Data-driven Estimation of Groundwater Level Time-Series Using
Comparative Regional Analysis
Abstract
A new method is presented to efficiently estimate daily groundwater
level time series at unmonitored sites by linking groundwater dynamics
to local hydrogeological system controls. The presented approach is
based on the concept of comparative regional analysis, an approach
widely used in surface water hydrology, but uncommon in hydrogeology.
The method uses regression analysis to estimate cumulative frequency
distributions of groundwater levels (groundwater head duration curves
(HDC)) at unmonitored locations using physiographic and climatic site
descriptors. The HDC is then used to construct a groundwater hydrograph
using time series from distance-weighted neighboring monitored (donor)

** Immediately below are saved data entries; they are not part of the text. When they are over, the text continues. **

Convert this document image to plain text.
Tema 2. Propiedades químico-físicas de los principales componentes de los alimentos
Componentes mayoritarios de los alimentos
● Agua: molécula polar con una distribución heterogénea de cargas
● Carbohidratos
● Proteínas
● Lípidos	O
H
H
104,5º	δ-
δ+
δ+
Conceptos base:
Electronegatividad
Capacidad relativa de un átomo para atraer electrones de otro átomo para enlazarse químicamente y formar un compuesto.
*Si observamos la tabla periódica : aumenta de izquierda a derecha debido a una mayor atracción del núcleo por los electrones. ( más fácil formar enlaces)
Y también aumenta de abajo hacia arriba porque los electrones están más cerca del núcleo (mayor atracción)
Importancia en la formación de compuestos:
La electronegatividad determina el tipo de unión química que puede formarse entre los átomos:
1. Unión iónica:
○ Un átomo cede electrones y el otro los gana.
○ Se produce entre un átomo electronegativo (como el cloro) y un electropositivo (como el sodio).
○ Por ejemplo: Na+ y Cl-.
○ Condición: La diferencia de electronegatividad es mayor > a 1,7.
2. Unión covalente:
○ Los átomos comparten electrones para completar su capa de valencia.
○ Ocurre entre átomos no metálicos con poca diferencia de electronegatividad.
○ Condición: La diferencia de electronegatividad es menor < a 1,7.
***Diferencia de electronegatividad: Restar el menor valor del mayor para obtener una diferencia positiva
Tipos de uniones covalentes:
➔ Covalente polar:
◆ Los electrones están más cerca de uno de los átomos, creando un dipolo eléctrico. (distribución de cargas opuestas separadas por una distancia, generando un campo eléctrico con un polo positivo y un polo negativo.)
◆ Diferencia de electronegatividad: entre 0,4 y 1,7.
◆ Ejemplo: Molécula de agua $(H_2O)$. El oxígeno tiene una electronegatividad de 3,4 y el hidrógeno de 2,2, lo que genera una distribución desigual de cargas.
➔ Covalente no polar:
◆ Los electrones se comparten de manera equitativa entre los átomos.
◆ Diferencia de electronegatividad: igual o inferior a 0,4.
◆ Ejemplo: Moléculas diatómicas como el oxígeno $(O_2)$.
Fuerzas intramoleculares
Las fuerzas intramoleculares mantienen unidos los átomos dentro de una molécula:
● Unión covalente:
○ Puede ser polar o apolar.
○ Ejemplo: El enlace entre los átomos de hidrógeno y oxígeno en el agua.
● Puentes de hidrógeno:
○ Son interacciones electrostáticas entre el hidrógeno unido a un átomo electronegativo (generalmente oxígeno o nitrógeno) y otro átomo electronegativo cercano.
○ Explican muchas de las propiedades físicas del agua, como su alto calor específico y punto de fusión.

locations. For estimating times series at unmonitored sites, in essence,
spatio-temporal interpolation, stepwise multiple linear regression,
extreme gradient boosting, and nearest neighbors are compared. The
methods were applied to ten-year daily groundwater level time series at
157 sites in alluvial unconfined aquifers in Southern Germany. Models of
HDCs were physically plausible and showed that physiographic and
climatic controls on groundwater level fluctuations are nonlinear and
dynamic, varying in significance from “wet” to “dry” aquifer
conditions. Extreme gradient boosting yielded a significantly higher
predictive skill than nearest neighbor and multiple linear regression.
However, donor site selection is of key importance. The study presents a
novel approach for regionalization and infilling of groundwater level
time series that also aids conceptual understanding of controls on
groundwater dynamics, both central tasks for water resources managers.